The authors have no conflicts of interest to declare.

The Italian Longitudinal Study on Aging (ILSA) was first supported, as part of the “Targeted Project on Aging,” by the Italian National Research Council (CNR) with grants to each research unit from 1991 to 1995. The ILSA study was then funded by the Italian Ministry of Health (D.L. 502/92, 1998) through the programs “Epidemiology of the Elderly” (Istituto Superiore di Sanità) and “Estimates of Health Needs of the Elderly” (Tuscany Region).
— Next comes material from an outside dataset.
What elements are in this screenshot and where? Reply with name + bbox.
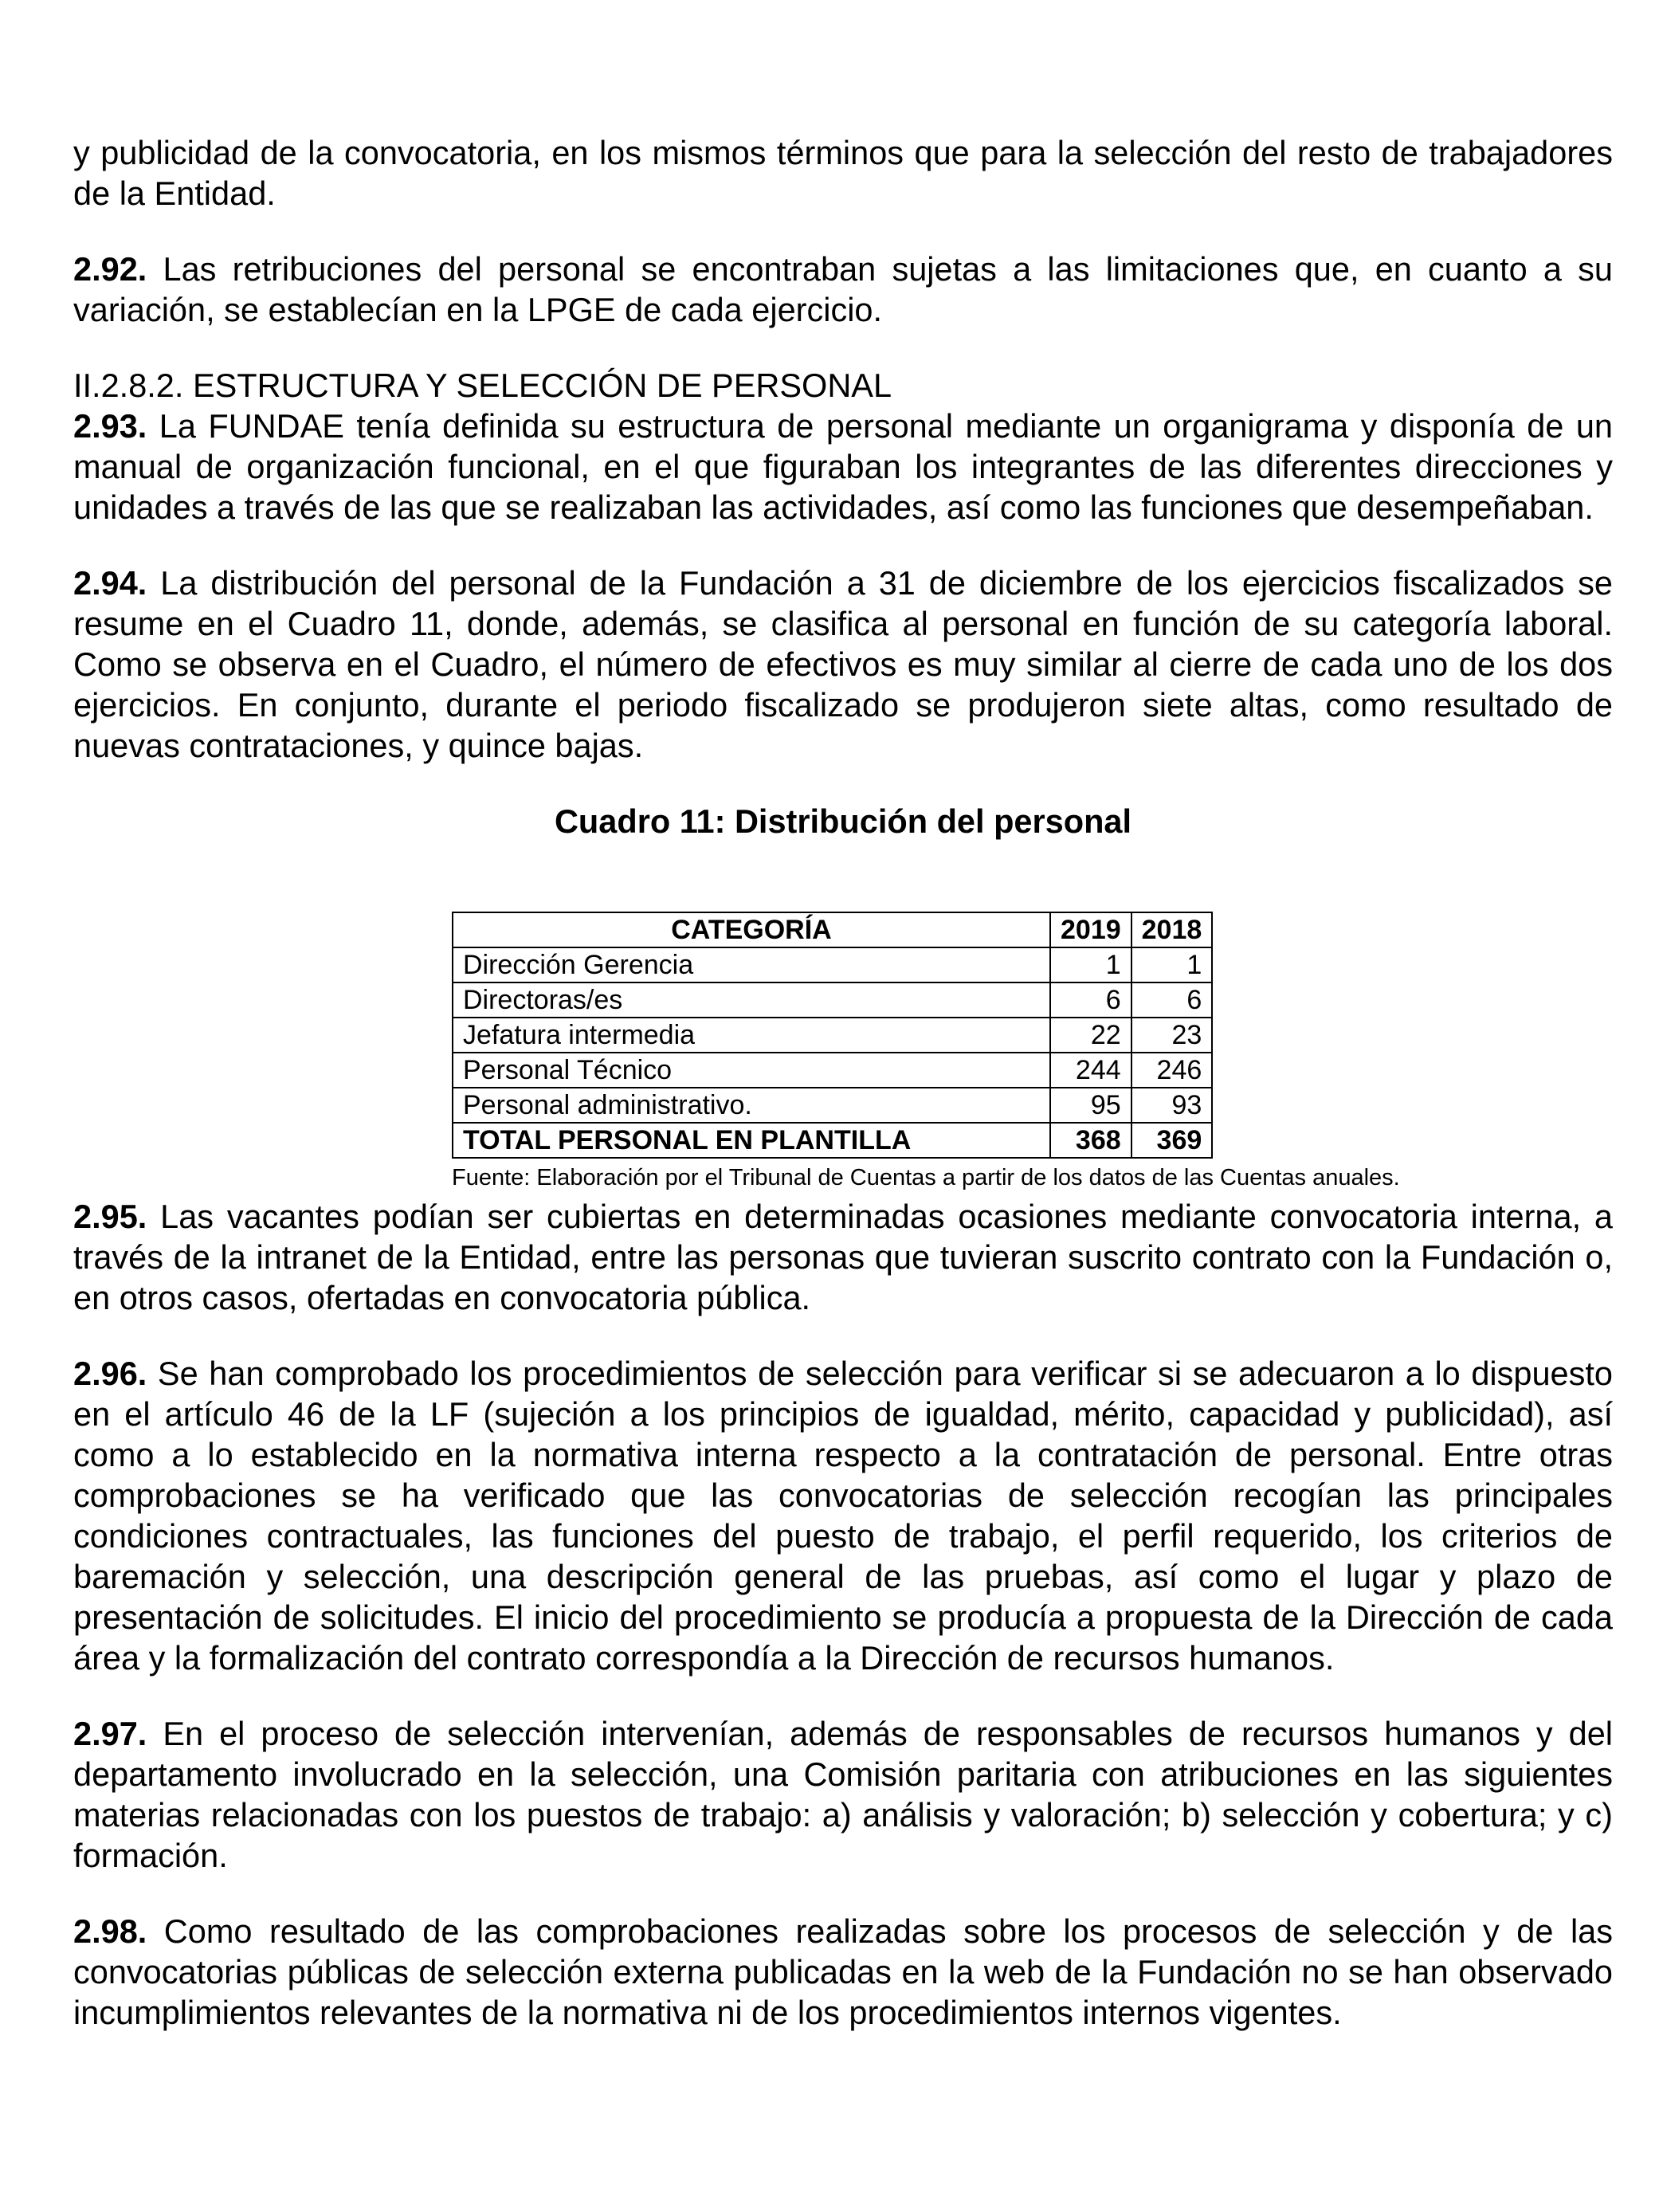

Lucia Galluzzo conceived the study, had full access to all data, and takes responsibility for the accuracy and integrity of the data analysis. Marianna Noale, Stefania Maggi, and Graziano Onder contributed to the study conception and design and to the interpretation of results. The acquisition and analysis of data were performed by Lucia Galluzzo, Marianna Noale, Alessandro Feraldi, and Marzia Baldereschi e Antonio Di Carlo. The first draft of the manuscript was written by Lucia Galluzzo e Marianna Noale, and all the authors provided critical revision of the manuscript for important intellectual contents. The final version of the manuscript was read and approved by all the authors. The corresponding author (Lucia Galluzzo) attests that all listed authors meet authorship criteria and that no others meeting the criteria have been omitted.

The complete dataset that support the findings of this study is not publicly available due to the original agreements regulating ILSA conduction and data management. Any further request of data not included in this article and/or in its online supplementary material can be directed to the corresponding author.

Lucia Galluzzo and Marianna Noale: co-first authorship.